Nada más poner Jules el primer pie en la habitación, la vieja bombilla dio su último estertor y quedó en la sombra para no volver a iluminar jamás. Jules se acercó a la ventana dejando que sus dedos rozasen las antiguas estanterías de la biblioteca mientras avanzaba, sentía su ruda textura plagada de astillas y se empapaba de la sabiduría que emanaban, la sabiduría de una eternidad, la sabiduría que contenía más de una vida impresa en centenarias hojas de papel.

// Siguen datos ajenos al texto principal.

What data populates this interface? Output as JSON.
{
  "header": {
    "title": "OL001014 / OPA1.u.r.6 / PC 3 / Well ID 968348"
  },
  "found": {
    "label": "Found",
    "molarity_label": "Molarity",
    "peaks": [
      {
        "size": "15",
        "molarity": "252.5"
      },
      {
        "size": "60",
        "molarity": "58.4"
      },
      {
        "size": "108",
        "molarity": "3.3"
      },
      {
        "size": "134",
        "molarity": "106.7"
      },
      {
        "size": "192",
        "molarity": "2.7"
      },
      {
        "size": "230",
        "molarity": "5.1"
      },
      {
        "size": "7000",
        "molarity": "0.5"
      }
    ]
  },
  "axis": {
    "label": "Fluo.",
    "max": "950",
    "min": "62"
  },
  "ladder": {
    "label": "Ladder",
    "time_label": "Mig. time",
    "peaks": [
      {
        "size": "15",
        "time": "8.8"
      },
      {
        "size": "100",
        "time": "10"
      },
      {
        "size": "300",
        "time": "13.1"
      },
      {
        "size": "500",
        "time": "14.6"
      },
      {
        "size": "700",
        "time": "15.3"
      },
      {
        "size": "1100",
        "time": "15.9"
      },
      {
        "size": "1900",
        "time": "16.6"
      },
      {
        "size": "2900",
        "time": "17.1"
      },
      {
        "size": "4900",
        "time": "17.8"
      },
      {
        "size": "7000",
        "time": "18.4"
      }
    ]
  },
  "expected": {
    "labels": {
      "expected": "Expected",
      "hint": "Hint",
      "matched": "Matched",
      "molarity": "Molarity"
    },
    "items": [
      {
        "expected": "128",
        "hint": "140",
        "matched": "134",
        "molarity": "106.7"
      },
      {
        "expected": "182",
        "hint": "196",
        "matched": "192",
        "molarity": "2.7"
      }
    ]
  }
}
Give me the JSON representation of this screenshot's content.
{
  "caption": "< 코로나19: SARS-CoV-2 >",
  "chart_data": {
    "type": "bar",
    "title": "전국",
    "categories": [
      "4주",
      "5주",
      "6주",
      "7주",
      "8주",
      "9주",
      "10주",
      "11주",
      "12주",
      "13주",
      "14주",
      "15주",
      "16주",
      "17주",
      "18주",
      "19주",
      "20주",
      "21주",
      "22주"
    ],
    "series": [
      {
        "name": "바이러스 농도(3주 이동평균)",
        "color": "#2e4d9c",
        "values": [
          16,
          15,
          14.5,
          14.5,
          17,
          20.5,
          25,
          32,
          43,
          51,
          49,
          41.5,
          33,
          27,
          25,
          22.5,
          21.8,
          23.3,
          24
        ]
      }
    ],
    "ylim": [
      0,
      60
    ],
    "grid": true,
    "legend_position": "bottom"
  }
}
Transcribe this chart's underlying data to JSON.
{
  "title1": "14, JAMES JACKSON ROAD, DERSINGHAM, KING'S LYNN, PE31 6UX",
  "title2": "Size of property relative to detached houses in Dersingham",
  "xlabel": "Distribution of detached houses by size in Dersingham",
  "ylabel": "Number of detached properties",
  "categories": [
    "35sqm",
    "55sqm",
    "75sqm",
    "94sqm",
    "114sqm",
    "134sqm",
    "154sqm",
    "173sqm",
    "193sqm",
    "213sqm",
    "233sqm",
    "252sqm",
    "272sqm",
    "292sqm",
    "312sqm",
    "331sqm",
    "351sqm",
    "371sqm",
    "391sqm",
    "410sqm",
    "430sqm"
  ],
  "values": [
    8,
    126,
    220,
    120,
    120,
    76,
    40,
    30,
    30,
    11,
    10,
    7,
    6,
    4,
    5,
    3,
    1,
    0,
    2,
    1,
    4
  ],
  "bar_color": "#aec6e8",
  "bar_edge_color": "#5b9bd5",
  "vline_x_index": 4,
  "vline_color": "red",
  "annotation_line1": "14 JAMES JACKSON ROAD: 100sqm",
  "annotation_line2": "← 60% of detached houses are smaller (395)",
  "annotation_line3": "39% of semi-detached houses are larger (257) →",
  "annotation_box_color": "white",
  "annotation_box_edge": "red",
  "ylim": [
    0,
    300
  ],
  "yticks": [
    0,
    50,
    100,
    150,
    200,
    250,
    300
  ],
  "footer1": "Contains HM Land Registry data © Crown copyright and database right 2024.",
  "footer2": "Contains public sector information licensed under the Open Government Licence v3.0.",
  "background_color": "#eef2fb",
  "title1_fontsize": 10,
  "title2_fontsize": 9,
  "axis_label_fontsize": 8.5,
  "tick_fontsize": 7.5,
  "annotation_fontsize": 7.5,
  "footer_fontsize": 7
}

Retiró las cortinas y dejó que se filtrase mansamente la luz de la luna, atravesando los ennegrecidos cristales. El sonido de viento le estaba poniendo nervioso así que cerró bien la ventana y el silencio que cayó sobre él al cesar el ruido del viento le hizo estremecer. Casi lamentó haber encajado tan bien el postigo. El rayo de luz que surgió de su linterna dio algo de paz a su acelerado corazón y ya, más calmo, se dedicó a tomar medidas y a valorar las muchas antigüedades que poblaban la estancia. Bustos atemporales, muebles esculpidos por los más refinados ebanistas, tapicerías de época y polvo de la era. Por más que se hubiese calmado, por más que hubiese desaparecido el absurdo sentimiento de temor que anteriormente le había sobrevenido, aún seguía notando que allí faltaba algo, que no había algo que debía estar. Repasó su inventario una y otra vez pero no fue capaz de encontrar nada significativo y de nuevo el silencio y el crujido inerte de los tablones comenzó a hacer mella en su coraje. Desistió.

De pronto, cuando ya se disponía a volver a su cuarto, escuchó un fuerte chirrido en el exterior. Casi complacido por la ruptura del apabullante silencio se acercó a la ventana raudamente. Sólo vio un viejo y oxidado columpio meciéndose furiosamente al son del infernal viento. Por unos segundos se encontró hipnotizado observando el columpio y las lúgubres lápidas tras él, observando la noche tras el velo de suciedad del ventanal. Así permaneció un tiempo indeterminado.

Una roca del tamaño de un puño le sacó de sus meditaciones. Rompió la ventana y le golpeó en la sien. Jules trastabilló varios pasos hacia atrás chocando estrepitosamente contra las ciclópeas estanterías y fue a dar de bruces en el suelo. Tras él, precipitado por el impacto, un libro cayó aparatosamente sobre sus manos. Presto sacó de nuevo su linterna y alumbró el tomo, “La mansión de los Button” se titulaba. Había leído escasas tres páginas cuando se dio cuenta que ya había encontrado lo que faltaba en aquella habitación. Aquel mamotreto contenía la sabiduría de más de una vida impresa en centenarias hojas de papel, contenía mucho más que una vida, contenía su vida. Jules no era más que un libro que antaño quedó cerrado.